Monday
Pamela Prickett – Pomona College
America’s Rising Number of Unclaimed Deaths
Pamela Prickett is an associate professor of sociology at Pomona College and former journalist. She is the author of two books about Los Angeles, including The Unclaimed: Abandonment and Hope in the City of Angels and Believing in South Central: Everyday Islam in the City of Angels.
Tuesday
Jo Hardin – Pomona College
A Unified Framework for Random Forest Error Estimation
Jo Hardin is Professor of Mathematics & Statistics and Hardison Chair of Analytical Thinking at Pomona College. Her research areas include machine learning, methods development for biological high throughput data, and statistics & data science education. She has an active undergraduate research group and seeks to find ways to make statistics and data science more accessible. She recently co-authored the online and complete free introductory statistics textbook, Introduction to Modern Statistics.
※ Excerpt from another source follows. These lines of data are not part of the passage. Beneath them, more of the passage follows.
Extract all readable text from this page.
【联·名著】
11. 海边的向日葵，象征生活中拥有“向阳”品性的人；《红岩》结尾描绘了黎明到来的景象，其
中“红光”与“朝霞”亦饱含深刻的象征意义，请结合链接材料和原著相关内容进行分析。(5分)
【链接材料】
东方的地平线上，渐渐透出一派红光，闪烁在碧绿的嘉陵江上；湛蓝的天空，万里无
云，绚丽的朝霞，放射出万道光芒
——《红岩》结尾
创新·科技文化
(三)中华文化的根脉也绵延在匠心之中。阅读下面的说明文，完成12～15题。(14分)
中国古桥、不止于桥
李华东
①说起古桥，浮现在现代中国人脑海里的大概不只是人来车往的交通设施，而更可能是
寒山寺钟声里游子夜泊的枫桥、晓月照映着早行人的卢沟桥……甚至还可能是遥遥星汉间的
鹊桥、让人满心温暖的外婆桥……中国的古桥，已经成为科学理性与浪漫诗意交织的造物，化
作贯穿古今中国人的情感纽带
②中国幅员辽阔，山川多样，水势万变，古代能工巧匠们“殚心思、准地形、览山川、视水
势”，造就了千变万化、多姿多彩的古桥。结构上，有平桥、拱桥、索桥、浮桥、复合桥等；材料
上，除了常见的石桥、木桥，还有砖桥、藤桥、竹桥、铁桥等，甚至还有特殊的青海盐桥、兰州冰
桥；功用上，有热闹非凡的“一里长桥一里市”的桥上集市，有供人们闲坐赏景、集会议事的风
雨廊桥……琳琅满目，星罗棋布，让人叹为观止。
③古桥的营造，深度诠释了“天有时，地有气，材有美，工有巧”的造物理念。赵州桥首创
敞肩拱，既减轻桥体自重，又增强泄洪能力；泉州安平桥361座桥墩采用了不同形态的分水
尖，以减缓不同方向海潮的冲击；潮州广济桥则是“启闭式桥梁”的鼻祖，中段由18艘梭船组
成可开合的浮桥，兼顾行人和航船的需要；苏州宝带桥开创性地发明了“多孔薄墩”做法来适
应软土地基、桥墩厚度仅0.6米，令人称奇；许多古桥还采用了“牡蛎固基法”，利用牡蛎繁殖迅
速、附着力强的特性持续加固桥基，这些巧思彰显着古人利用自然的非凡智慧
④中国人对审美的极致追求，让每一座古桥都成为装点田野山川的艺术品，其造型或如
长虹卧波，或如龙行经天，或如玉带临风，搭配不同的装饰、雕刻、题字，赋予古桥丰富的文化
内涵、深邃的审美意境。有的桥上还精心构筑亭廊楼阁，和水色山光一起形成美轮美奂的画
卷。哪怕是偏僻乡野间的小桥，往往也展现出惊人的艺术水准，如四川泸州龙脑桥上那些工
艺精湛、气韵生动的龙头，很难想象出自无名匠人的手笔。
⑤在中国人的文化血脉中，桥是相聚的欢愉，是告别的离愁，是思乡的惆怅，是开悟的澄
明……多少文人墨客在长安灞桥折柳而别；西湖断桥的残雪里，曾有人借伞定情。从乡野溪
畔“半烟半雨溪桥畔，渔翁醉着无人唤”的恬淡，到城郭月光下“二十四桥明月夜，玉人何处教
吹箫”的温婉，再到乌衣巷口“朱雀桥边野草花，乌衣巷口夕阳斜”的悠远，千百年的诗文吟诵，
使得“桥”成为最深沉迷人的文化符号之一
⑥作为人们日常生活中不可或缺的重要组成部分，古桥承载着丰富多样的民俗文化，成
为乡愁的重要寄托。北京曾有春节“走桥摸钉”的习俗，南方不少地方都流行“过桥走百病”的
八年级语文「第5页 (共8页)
When not working with students or on her research, she loves running, hiking, and jigsaw puzzles.
Wednesday
Char Miller – Pomona College
Why is California on Fire?
Char Miller is the W. M. Keck Professor of Environmental Analysis and History at Pomona College, where he teaches classes on public lands, water, fire, urbanization.
Thursday
Charlotte Chang – Pomona College
Mapping the Local Impacts of Global Nature-Based Carbon Mitigation
Charlotte Chang is a computational sustainability scientist whose work focuses on finding solutions for nature and people to thrive together. Chang is the inaugural One Conservancy Visiting Science Fellow at The Nature Conservancy and leads the NLP for Environmental Solutions Lab at Pomona College, which uses text as a critical data modality to synthesize evidence on nature-based climate solutions, analyze public opinion on conservation policies, and evaluate social-ecological systems through machine learning, bioacoustics, and mechanistic models.
Friday
Ryan Engley – Pomona College
Seriality and Our Psyches
Ryan Engley researches the intersection of psychoanalytic theory and media studies. His current book manuscript, Seriality: Media and the Psychic Form of Everyday Life, casts the notion of seriality as a social and cultural formation, claiming that the serial has a primary place in psychic life. The book explores this by looking to varied forms of serial media, from Victorian serials to video games, podcasts to streaming television’s binge culture, to film serials past and present, and to social media. Along with Todd McGowan, Engley co-hosts the podcast Why Theory, which brings Continental philosophy and psychoanalytic theory together to examine contemporary phenomena.